Tony Evers hatte Bildung zum zentralen Thema seines Wahlkampfes gemacht und schlug damit in Wisconsin den Erzkonservativen Scott Walker, der bei Linken für seine Anti-Gewerkschaftsgesetze verhasst war. Es könnte ein Fingerzeig für 2020 sein, mit welchen Themen die Demokraten künftig punkten können: Bessere Bezahlung von Lehrern, bessere Ausstattung von Schulen, aber auch ein kostenfreies Studium an staatlichen Universitäten. Das zieht vor allem bei jungen Wählern und deren Eltern, sowie all jenen Millionen Amerikanern, die teilweise noch jahrzehntelang mit ihren Studienschulden zu kämpfen haben.
In Kansas hatte Gouverneur Sam Brownback die »Anti-Big-Government«-Politik der Republikaner radikal umgesetzt und die Staatsfinanzen so lange ausgetrocknet, bis er der unbeliebteste Gouverneur des Landes war. Neuer Gouverneur sollte Chris Kobach werden. Der hatte in den vergangenen Monaten als Beauftragter von Trump erfolglos nach vermeintlichem Wählerbetrug durch Demokraten gesucht. Die sonst sehr konservativen Bürger in Kansas wählten nun lieber die Demokratin Laura Kelly.
In den USA sagt man: Am Tag nach der Wahl beginnt der Wahlkampf. Die Demokraten müssen daher bald entscheiden, wen sie in zwei Jahren gegen Trump ins Rennen ums Weiße Haus schicken wollen. Eine progressive Linke, um die Basis zu mobilisieren? Oder doch einen Kandidat der Mitte, um von Trump vergraulte Republikaner abzuwerben? Die Partei hatte auf ein klares Zeichen von der Basis bei den Zwischenwahlen gehofft. Es blieb aus. Gefeierte Jungstars wie Abrams und O’Rourke konnten keine Sensationssiege einfahren. Moderate Kräfte gewannen zwar im Norden Sitze zurück, wo Trump 2016 noch triumphiert hatte. Dafür verloren Kandidaten der Mitte in Indiana, Missouri und North Dakota.

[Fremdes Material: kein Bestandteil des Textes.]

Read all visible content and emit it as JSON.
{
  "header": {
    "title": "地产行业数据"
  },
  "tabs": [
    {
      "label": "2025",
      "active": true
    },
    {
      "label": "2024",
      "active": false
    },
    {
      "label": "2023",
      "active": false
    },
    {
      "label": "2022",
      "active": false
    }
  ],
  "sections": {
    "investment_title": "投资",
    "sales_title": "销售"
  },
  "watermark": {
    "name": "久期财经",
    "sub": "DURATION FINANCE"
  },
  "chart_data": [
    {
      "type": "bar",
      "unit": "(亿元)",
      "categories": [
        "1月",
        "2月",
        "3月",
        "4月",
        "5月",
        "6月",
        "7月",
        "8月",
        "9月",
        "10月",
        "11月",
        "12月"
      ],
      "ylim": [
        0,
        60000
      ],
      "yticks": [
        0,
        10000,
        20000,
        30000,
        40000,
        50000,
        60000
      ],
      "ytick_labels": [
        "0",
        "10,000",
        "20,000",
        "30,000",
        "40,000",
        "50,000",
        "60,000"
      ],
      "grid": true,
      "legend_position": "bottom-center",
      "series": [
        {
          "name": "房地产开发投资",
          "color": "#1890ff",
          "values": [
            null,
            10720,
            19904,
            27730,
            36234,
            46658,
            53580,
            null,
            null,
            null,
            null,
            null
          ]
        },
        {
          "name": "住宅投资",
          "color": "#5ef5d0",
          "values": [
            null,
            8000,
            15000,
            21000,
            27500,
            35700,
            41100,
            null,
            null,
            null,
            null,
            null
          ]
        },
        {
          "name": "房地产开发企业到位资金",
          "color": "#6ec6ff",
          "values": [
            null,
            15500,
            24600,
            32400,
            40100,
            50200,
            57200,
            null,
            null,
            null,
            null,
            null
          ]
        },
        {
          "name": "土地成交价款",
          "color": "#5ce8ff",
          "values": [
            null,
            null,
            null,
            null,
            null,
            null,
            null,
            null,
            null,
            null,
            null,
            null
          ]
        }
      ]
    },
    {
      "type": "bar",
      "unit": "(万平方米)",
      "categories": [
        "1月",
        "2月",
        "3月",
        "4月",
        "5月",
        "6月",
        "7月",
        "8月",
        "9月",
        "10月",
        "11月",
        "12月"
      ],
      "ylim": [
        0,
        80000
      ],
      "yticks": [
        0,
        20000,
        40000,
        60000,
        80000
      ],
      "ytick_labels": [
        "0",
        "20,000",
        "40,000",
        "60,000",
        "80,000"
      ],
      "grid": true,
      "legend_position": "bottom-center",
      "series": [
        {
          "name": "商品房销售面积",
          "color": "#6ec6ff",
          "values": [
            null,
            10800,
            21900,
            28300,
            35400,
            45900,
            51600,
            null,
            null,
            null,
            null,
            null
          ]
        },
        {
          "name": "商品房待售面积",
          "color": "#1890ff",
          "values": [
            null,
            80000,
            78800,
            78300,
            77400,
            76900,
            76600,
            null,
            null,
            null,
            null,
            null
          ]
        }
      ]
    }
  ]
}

Nur eins wurde deutlich. Die Zeichen stehen auf Weiblichkeit. 70 Prozent sagten, ihnen sei es wichtig gewesen, eine Frau zu wählen. Da hat die Partei mit Elizabeth Warren aus Massachusetts, Kirsten Gillibrand aus New York und Kamala Harris aus Kalifornien schon drei formidable Aushängeschilder. Die Namen sollte man sich schon mal merken.